Who will control the Arctic waters is in dispute—it will be somehow divided between Canada, the United States, Russia, Denmark, and others—and there’s reason to believe it will be the site of intense competition. “There has not been a major strait that has opened itself to maritime traffic and geopolitical competition that has not been the cause of...war,” said Studin. Even if outright conflict is avoided, he added, the mere threat of it will compel Canada to protect its interests in a way it has never had to before.
“This will be a much more difficult century for Canada,” said Studin. “And it will test our mettle and make us more relevant, if we’re up for the game.”
So far , the new Canadian nationalists have not been met with great affection by their countrymen: Matthew Fisher, the Postmedia columnist, said his first piece on Canada’s future as a big, strong power provoked an outpouring of condemnation. “Ninety percent of the respondents ridiculed me,” Fisher said, “and asked why I was trying to turn Canada, the most righteous country in the world, into America.”
Therein lies the rub: For many Canadians, being powerful on the world stage is associated with the arrogant, tub-thumping United States they’ve spent their lives trying not to resemble.

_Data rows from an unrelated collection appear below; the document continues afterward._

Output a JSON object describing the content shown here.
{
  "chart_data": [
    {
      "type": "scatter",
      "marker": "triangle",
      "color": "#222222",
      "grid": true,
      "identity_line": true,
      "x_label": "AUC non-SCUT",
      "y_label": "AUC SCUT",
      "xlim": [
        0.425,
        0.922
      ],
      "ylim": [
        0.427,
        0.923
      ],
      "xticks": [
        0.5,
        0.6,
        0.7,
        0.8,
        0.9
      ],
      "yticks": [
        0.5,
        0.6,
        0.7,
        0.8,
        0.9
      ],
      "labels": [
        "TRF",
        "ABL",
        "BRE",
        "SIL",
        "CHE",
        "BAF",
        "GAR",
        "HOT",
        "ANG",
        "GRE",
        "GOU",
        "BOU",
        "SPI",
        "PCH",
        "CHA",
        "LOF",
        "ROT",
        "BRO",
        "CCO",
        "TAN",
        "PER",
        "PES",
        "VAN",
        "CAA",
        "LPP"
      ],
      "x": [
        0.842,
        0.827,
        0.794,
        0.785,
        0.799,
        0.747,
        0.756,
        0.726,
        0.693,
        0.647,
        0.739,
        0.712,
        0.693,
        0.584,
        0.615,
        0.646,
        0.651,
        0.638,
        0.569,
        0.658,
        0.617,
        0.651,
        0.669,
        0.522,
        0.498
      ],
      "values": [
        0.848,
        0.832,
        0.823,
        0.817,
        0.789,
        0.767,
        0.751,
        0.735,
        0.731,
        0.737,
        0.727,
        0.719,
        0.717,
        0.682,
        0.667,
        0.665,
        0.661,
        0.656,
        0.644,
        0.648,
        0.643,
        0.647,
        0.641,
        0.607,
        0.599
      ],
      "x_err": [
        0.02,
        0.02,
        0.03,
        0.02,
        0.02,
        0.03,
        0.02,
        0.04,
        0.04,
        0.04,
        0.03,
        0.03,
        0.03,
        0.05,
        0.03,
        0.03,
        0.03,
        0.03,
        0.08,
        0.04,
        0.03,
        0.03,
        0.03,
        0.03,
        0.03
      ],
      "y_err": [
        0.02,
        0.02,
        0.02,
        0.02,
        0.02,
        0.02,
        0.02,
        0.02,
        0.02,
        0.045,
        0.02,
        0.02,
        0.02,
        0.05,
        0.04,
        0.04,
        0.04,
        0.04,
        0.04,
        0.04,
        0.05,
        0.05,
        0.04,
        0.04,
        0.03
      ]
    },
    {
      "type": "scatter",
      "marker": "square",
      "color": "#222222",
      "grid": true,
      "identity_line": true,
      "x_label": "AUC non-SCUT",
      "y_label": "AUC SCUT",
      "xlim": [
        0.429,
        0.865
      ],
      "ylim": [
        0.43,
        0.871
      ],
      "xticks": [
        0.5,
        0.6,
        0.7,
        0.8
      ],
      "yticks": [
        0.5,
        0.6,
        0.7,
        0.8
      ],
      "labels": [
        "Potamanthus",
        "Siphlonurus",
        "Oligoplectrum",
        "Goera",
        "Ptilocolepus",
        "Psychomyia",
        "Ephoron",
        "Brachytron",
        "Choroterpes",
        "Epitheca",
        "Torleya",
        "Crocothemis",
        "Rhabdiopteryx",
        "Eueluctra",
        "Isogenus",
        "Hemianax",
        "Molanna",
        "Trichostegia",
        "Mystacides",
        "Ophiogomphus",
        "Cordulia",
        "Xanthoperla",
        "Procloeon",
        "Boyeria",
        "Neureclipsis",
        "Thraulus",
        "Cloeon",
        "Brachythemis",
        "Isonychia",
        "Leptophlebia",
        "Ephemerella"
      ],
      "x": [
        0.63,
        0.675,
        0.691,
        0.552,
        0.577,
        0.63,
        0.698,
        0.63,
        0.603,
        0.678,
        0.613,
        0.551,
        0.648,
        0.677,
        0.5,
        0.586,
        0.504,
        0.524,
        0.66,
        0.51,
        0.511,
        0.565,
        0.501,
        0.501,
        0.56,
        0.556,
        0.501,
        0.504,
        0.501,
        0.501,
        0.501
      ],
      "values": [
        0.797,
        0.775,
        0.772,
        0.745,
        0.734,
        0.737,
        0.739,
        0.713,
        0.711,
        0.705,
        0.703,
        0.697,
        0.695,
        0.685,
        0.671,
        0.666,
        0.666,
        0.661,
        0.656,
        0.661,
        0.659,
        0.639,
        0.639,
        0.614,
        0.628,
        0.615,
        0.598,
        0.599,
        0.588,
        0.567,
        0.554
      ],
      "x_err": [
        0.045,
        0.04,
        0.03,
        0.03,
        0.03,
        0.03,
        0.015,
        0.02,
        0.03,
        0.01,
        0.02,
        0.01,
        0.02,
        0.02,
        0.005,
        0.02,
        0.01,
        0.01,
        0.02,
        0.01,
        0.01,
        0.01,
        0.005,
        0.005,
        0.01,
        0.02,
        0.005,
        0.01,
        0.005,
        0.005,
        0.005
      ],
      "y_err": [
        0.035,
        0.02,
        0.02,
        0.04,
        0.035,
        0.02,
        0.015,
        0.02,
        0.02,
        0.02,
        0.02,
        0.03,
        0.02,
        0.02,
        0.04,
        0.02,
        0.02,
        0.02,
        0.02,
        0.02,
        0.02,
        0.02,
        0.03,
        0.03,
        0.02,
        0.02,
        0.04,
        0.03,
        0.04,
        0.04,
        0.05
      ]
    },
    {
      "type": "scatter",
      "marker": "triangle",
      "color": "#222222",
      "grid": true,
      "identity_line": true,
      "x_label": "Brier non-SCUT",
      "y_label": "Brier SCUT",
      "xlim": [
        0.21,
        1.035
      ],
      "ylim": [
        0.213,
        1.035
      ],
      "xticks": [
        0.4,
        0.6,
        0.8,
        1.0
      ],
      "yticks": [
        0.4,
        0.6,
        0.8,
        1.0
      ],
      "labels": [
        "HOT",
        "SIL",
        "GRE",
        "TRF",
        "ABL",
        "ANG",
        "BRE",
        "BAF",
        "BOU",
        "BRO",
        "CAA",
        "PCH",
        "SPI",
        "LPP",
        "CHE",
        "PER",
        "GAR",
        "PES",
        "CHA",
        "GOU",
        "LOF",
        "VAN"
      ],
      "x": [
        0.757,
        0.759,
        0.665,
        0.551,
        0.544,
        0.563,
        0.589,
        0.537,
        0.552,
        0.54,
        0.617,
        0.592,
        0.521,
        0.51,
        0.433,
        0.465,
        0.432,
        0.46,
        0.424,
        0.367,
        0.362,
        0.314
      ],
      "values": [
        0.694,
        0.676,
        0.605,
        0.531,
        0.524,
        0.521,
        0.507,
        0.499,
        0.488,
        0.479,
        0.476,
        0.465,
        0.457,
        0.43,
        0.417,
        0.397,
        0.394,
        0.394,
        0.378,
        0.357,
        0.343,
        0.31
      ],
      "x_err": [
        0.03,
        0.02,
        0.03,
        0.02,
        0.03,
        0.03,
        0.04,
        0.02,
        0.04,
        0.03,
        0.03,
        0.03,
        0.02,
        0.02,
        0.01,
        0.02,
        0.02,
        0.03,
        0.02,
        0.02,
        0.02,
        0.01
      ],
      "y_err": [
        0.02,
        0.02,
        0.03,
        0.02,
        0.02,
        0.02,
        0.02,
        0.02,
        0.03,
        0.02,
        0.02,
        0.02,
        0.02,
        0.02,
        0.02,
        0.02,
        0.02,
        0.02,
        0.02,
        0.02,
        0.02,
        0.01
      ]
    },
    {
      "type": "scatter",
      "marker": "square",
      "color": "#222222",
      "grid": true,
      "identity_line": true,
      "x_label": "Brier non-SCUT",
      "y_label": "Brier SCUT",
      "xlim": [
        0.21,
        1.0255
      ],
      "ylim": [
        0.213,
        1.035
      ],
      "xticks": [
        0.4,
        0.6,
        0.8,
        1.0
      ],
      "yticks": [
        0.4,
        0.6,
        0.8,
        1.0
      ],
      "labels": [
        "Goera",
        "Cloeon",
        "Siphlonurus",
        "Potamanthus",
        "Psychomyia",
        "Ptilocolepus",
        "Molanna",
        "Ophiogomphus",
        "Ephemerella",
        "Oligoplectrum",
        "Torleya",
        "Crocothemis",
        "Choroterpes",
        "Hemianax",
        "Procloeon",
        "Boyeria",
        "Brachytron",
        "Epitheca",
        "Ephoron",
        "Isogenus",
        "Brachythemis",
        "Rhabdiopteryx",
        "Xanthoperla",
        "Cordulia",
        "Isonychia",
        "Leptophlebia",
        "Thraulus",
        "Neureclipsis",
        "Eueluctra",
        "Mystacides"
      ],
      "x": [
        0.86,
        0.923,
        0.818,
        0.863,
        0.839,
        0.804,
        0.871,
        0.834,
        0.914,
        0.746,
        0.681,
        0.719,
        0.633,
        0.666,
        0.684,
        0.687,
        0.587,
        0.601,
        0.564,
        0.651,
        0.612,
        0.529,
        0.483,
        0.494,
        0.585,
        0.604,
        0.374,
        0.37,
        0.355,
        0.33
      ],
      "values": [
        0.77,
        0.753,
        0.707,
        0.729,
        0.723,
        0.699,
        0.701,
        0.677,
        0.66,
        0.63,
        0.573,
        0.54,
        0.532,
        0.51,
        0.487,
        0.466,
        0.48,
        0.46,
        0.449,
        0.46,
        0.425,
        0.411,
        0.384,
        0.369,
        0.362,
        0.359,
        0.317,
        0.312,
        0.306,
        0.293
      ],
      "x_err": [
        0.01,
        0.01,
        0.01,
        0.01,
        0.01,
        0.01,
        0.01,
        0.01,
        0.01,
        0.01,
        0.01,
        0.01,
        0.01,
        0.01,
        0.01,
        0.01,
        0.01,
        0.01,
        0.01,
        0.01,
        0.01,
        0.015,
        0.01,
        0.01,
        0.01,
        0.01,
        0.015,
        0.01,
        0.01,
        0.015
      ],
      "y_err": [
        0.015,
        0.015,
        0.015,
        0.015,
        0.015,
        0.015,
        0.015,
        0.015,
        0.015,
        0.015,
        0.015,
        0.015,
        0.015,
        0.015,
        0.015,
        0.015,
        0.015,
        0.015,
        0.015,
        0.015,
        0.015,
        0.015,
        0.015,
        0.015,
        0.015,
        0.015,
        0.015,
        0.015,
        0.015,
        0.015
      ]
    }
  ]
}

Perhaps this is why the Harper government has so insistently invoked Canada’s historical alliance with the British Empire and ties with the British monarchy. On the surface, there’s something paradoxical about this—as McKay put it, “It’s risky to hitch your nationalism to something that so emphatically isn’t made in Canada”—but as a strategy for differentiating Canada from the United States, it makes a certain amount of sense.
Which isn’t to say Americans should worry that a “South Park”-style war with Canada is on the horizon. Though Harper and his team have made disparaging comments about the American economy—and bluntly told countries that are struggling economically to take the “Canadian approach” to fiscal policy—we are still each other’s largest trading partners, and our longstanding alliance is unlikely to falter. Besides, the patriotic fervor that the new nationalists are trying to whip up is still just a proposition—one that most Canadians have yet to buy into.
“It doesn’t seem like a grass-roots type of nationalism,” said Michel Bouchard, an anthropologist at the University of Northern British Columbia. “It seems like the Canadian state is promoting a certain type of nationalism and seeing if the rest of the populace will actually follow them.” He added: “It’ll be interesting to see 20 years from now how it will play itself out. It may end up being a complete flop.”